Before the jury came in last week to hear from Cosby's lawyers, she went to the defense table and put her arm around Cosby, who is legally blind. They embraced, smiled and chatted, and he gave her a peck on the cheek.
When it was the prosecution's turn to argue, she left the courtroom, and Constand entered.
Constand sued Cosby in 2005 when prosecutors dropped a criminal investigation after four weeks. Cosby wound up settling for nearly $3.4 million after giving four days of depositions, including testimony about giving quaaludes to women before sex, that a juror said Monday was instrumental in his conviction.
Camille Cosby compared the dozens of other women who've accused her husband to a "lynch mob" spurred on by the media's "frenzied, relentless demonization" of the man who earned a reputation as America's Dad playing Dr. Cliff Huxtable on the top-rated family sitcom "The Cosby Show."
She compared his treatment to Till, the black teenager who was kidnapped and murdered after witnesses said he whistled at a white woman in a Mississippi grocery store in 1955, and Darryl Hunt, a black man wrongly convicted of raping and murdering a white woman in North Carolina in 1984. Constand is white.
"Someday the truth will prevail, it always does," Camille Cosby said.
She said her husband's prosecution was politically motivated, repeating his team's contention that he had been a pawn in a heated race for district attorney.
Montgomery County District Attorney Kevin Steele attacked opponent Bruce Castor in campaign ads over his decision not to charge Cosby in 2005 and announced Cosby's arrest a month after winning the November 2015 election.
She said Steele and his team were "exploitive and corrupt" and that their "primary purpose is to advance themselves professionally and economically at the expense of Mr. Cosby's life."
"If they can do this to Mr. Cosby, they can do so to anyone," she said.

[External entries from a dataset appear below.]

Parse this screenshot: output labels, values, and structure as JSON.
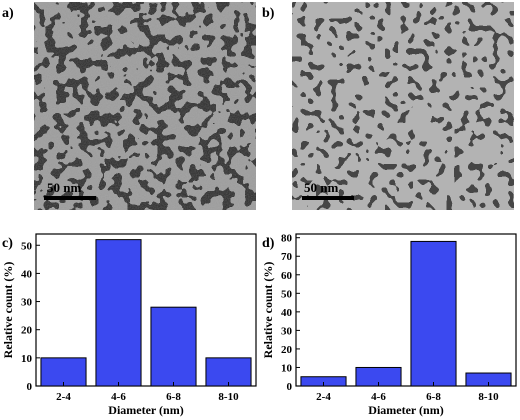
{
  "panels": {
    "a": {
      "label": "a)",
      "scale_bar": "50 nm"
    },
    "b": {
      "label": "b)",
      "scale_bar": "50 nm"
    },
    "c": {
      "label": "c)"
    },
    "d": {
      "label": "d)"
    }
  },
  "chart_data": [
    {
      "type": "bar",
      "panel": "c",
      "categories": [
        "2-4",
        "4-6",
        "6-8",
        "8-10"
      ],
      "values": [
        10,
        52,
        28,
        10
      ],
      "xlabel": "Diameter (nm)",
      "ylabel": "Relative count (%)",
      "ylim": [
        0,
        54
      ],
      "yticks": [
        0,
        10,
        20,
        30,
        40,
        50
      ],
      "bar_color": "#3b49f0",
      "grid": false
    },
    {
      "type": "bar",
      "panel": "d",
      "categories": [
        "2-4",
        "4-6",
        "6-8",
        "8-10"
      ],
      "values": [
        5,
        10,
        78,
        7
      ],
      "xlabel": "Diameter (nm)",
      "ylabel": "Relative count (%)",
      "ylim": [
        0,
        82
      ],
      "yticks": [
        0,
        10,
        20,
        30,
        40,
        50,
        60,
        70,
        80
      ],
      "bar_color": "#3b49f0",
      "grid": false
    }
  ]
}
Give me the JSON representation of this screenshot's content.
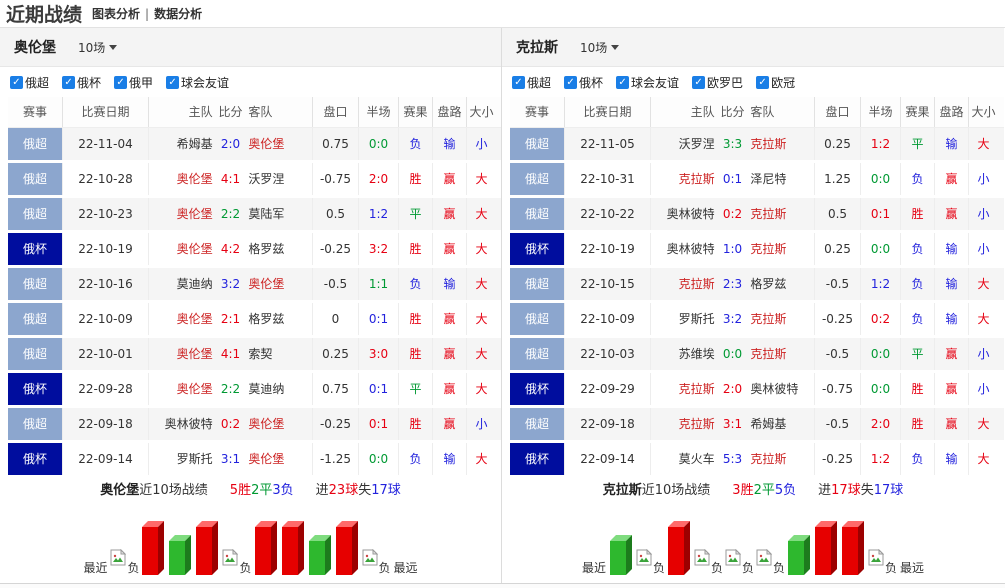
{
  "page": {
    "title": "近期战绩",
    "links": [
      "图表分析",
      "数据分析"
    ],
    "link_separator": "|"
  },
  "colors": {
    "red": "#e60012",
    "green": "#009933",
    "blue": "#2222dd",
    "focus_team": "#cc2222",
    "badge_super": "#8ca6ce",
    "badge_cup": "#000d9e",
    "checkbox": "#1a7ee6",
    "bar_win": "#e60000",
    "bar_draw": "#2eb82e"
  },
  "columns": [
    "赛事",
    "比赛日期",
    "主队",
    "比分",
    "客队",
    "盘口",
    "半场",
    "赛果",
    "盘路",
    "大小"
  ],
  "panels": [
    {
      "team": "奥伦堡",
      "range_label": "10场",
      "filters": [
        "俄超",
        "俄杯",
        "俄甲",
        "球会友谊"
      ],
      "rows": [
        {
          "league": "俄超",
          "cup": false,
          "date": "22-11-04",
          "home": "希姆基",
          "hf": false,
          "score": "2:0",
          "sc": "blue",
          "away": "奥伦堡",
          "af": true,
          "odds": "0.75",
          "half": "0:0",
          "hc": "green",
          "res": "负",
          "resc": "blue",
          "road": "输",
          "roadc": "blue",
          "size": "小",
          "sizec": "blue"
        },
        {
          "league": "俄超",
          "cup": false,
          "date": "22-10-28",
          "home": "奥伦堡",
          "hf": true,
          "score": "4:1",
          "sc": "red",
          "away": "沃罗涅",
          "af": false,
          "odds": "-0.75",
          "half": "2:0",
          "hc": "red",
          "res": "胜",
          "resc": "red",
          "road": "赢",
          "roadc": "red",
          "size": "大",
          "sizec": "red"
        },
        {
          "league": "俄超",
          "cup": false,
          "date": "22-10-23",
          "home": "奥伦堡",
          "hf": true,
          "score": "2:2",
          "sc": "green",
          "away": "莫陆军",
          "af": false,
          "odds": "0.5",
          "half": "1:2",
          "hc": "blue",
          "res": "平",
          "resc": "green",
          "road": "赢",
          "roadc": "red",
          "size": "大",
          "sizec": "red"
        },
        {
          "league": "俄杯",
          "cup": true,
          "date": "22-10-19",
          "home": "奥伦堡",
          "hf": true,
          "score": "4:2",
          "sc": "red",
          "away": "格罗兹",
          "af": false,
          "odds": "-0.25",
          "half": "3:2",
          "hc": "red",
          "res": "胜",
          "resc": "red",
          "road": "赢",
          "roadc": "red",
          "size": "大",
          "sizec": "red"
        },
        {
          "league": "俄超",
          "cup": false,
          "date": "22-10-16",
          "home": "莫迪纳",
          "hf": false,
          "score": "3:2",
          "sc": "blue",
          "away": "奥伦堡",
          "af": true,
          "odds": "-0.5",
          "half": "1:1",
          "hc": "green",
          "res": "负",
          "resc": "blue",
          "road": "输",
          "roadc": "blue",
          "size": "大",
          "sizec": "red"
        },
        {
          "league": "俄超",
          "cup": false,
          "date": "22-10-09",
          "home": "奥伦堡",
          "hf": true,
          "score": "2:1",
          "sc": "red",
          "away": "格罗兹",
          "af": false,
          "odds": "0",
          "half": "0:1",
          "hc": "blue",
          "res": "胜",
          "resc": "red",
          "road": "赢",
          "roadc": "red",
          "size": "大",
          "sizec": "red"
        },
        {
          "league": "俄超",
          "cup": false,
          "date": "22-10-01",
          "home": "奥伦堡",
          "hf": true,
          "score": "4:1",
          "sc": "red",
          "away": "索契",
          "af": false,
          "odds": "0.25",
          "half": "3:0",
          "hc": "red",
          "res": "胜",
          "resc": "red",
          "road": "赢",
          "roadc": "red",
          "size": "大",
          "sizec": "red"
        },
        {
          "league": "俄杯",
          "cup": true,
          "date": "22-09-28",
          "home": "奥伦堡",
          "hf": true,
          "score": "2:2",
          "sc": "green",
          "away": "莫迪纳",
          "af": false,
          "odds": "0.75",
          "half": "0:1",
          "hc": "blue",
          "res": "平",
          "resc": "green",
          "road": "赢",
          "roadc": "red",
          "size": "大",
          "sizec": "red"
        },
        {
          "league": "俄超",
          "cup": false,
          "date": "22-09-18",
          "home": "奥林彼特",
          "hf": false,
          "score": "0:2",
          "sc": "red",
          "away": "奥伦堡",
          "af": true,
          "odds": "-0.25",
          "half": "0:1",
          "hc": "red",
          "res": "胜",
          "resc": "red",
          "road": "赢",
          "roadc": "red",
          "size": "小",
          "sizec": "blue"
        },
        {
          "league": "俄杯",
          "cup": true,
          "date": "22-09-14",
          "home": "罗斯托",
          "hf": false,
          "score": "3:1",
          "sc": "blue",
          "away": "奥伦堡",
          "af": true,
          "odds": "-1.25",
          "half": "0:0",
          "hc": "green",
          "res": "负",
          "resc": "blue",
          "road": "输",
          "roadc": "blue",
          "size": "大",
          "sizec": "red"
        }
      ],
      "summary": {
        "team": "奥伦堡",
        "suffix": "近10场战绩",
        "record": [
          {
            "t": "5胜",
            "c": "red"
          },
          {
            "t": "2平",
            "c": "green"
          },
          {
            "t": "3负",
            "c": "blue"
          }
        ],
        "goals": [
          {
            "t": "进",
            "c": "black"
          },
          {
            "t": "23球",
            "c": "red"
          },
          {
            "t": "失",
            "c": "black"
          },
          {
            "t": "17球",
            "c": "blue"
          }
        ]
      },
      "chart": {
        "near_label": "最近",
        "far_label": "最远",
        "loss_label": "负",
        "items": [
          "loss",
          "win",
          "draw",
          "win",
          "loss",
          "win",
          "win",
          "draw",
          "win",
          "loss"
        ]
      }
    },
    {
      "team": "克拉斯",
      "range_label": "10场",
      "filters": [
        "俄超",
        "俄杯",
        "球会友谊",
        "欧罗巴",
        "欧冠"
      ],
      "rows": [
        {
          "league": "俄超",
          "cup": false,
          "date": "22-11-05",
          "home": "沃罗涅",
          "hf": false,
          "score": "3:3",
          "sc": "green",
          "away": "克拉斯",
          "af": true,
          "odds": "0.25",
          "half": "1:2",
          "hc": "red",
          "res": "平",
          "resc": "green",
          "road": "输",
          "roadc": "blue",
          "size": "大",
          "sizec": "red"
        },
        {
          "league": "俄超",
          "cup": false,
          "date": "22-10-31",
          "home": "克拉斯",
          "hf": true,
          "score": "0:1",
          "sc": "blue",
          "away": "泽尼特",
          "af": false,
          "odds": "1.25",
          "half": "0:0",
          "hc": "green",
          "res": "负",
          "resc": "blue",
          "road": "赢",
          "roadc": "red",
          "size": "小",
          "sizec": "blue"
        },
        {
          "league": "俄超",
          "cup": false,
          "date": "22-10-22",
          "home": "奥林彼特",
          "hf": false,
          "score": "0:2",
          "sc": "red",
          "away": "克拉斯",
          "af": true,
          "odds": "0.5",
          "half": "0:1",
          "hc": "red",
          "res": "胜",
          "resc": "red",
          "road": "赢",
          "roadc": "red",
          "size": "小",
          "sizec": "blue"
        },
        {
          "league": "俄杯",
          "cup": true,
          "date": "22-10-19",
          "home": "奥林彼特",
          "hf": false,
          "score": "1:0",
          "sc": "blue",
          "away": "克拉斯",
          "af": true,
          "odds": "0.25",
          "half": "0:0",
          "hc": "green",
          "res": "负",
          "resc": "blue",
          "road": "输",
          "roadc": "blue",
          "size": "小",
          "sizec": "blue"
        },
        {
          "league": "俄超",
          "cup": false,
          "date": "22-10-15",
          "home": "克拉斯",
          "hf": true,
          "score": "2:3",
          "sc": "blue",
          "away": "格罗兹",
          "af": false,
          "odds": "-0.5",
          "half": "1:2",
          "hc": "blue",
          "res": "负",
          "resc": "blue",
          "road": "输",
          "roadc": "blue",
          "size": "大",
          "sizec": "red"
        },
        {
          "league": "俄超",
          "cup": false,
          "date": "22-10-09",
          "home": "罗斯托",
          "hf": false,
          "score": "3:2",
          "sc": "blue",
          "away": "克拉斯",
          "af": true,
          "odds": "-0.25",
          "half": "0:2",
          "hc": "red",
          "res": "负",
          "resc": "blue",
          "road": "输",
          "roadc": "blue",
          "size": "大",
          "sizec": "red"
        },
        {
          "league": "俄超",
          "cup": false,
          "date": "22-10-03",
          "home": "苏维埃",
          "hf": false,
          "score": "0:0",
          "sc": "green",
          "away": "克拉斯",
          "af": true,
          "odds": "-0.5",
          "half": "0:0",
          "hc": "green",
          "res": "平",
          "resc": "green",
          "road": "赢",
          "roadc": "red",
          "size": "小",
          "sizec": "blue"
        },
        {
          "league": "俄杯",
          "cup": true,
          "date": "22-09-29",
          "home": "克拉斯",
          "hf": true,
          "score": "2:0",
          "sc": "red",
          "away": "奥林彼特",
          "af": false,
          "odds": "-0.75",
          "half": "0:0",
          "hc": "green",
          "res": "胜",
          "resc": "red",
          "road": "赢",
          "roadc": "red",
          "size": "小",
          "sizec": "blue"
        },
        {
          "league": "俄超",
          "cup": false,
          "date": "22-09-18",
          "home": "克拉斯",
          "hf": true,
          "score": "3:1",
          "sc": "red",
          "away": "希姆基",
          "af": false,
          "odds": "-0.5",
          "half": "2:0",
          "hc": "red",
          "res": "胜",
          "resc": "red",
          "road": "赢",
          "roadc": "red",
          "size": "大",
          "sizec": "red"
        },
        {
          "league": "俄杯",
          "cup": true,
          "date": "22-09-14",
          "home": "莫火车",
          "hf": false,
          "score": "5:3",
          "sc": "blue",
          "away": "克拉斯",
          "af": true,
          "odds": "-0.25",
          "half": "1:2",
          "hc": "red",
          "res": "负",
          "resc": "blue",
          "road": "输",
          "roadc": "blue",
          "size": "大",
          "sizec": "red"
        }
      ],
      "summary": {
        "team": "克拉斯",
        "suffix": "近10场战绩",
        "record": [
          {
            "t": "3胜",
            "c": "red"
          },
          {
            "t": "2平",
            "c": "green"
          },
          {
            "t": "5负",
            "c": "blue"
          }
        ],
        "goals": [
          {
            "t": "进",
            "c": "black"
          },
          {
            "t": "17球",
            "c": "red"
          },
          {
            "t": "失",
            "c": "black"
          },
          {
            "t": "17球",
            "c": "blue"
          }
        ]
      },
      "chart": {
        "near_label": "最近",
        "far_label": "最远",
        "loss_label": "负",
        "items": [
          "draw",
          "loss",
          "win",
          "loss",
          "loss",
          "loss",
          "draw",
          "win",
          "win",
          "loss"
        ]
      }
    }
  ]
}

Steele's office declined to comment.
Cosby is on house arrest while awaiting sentencing that could put him in prison for the rest of his life. The TV academy said Wednesday it is reviewing Cosby's inclusion in its Hall of Fame, and Colby College became the latest institution to rescind his honorary degree.
The Associated Press does not typically identify people who say they are victims of sexual assault unless they grant permission, as Constand has done.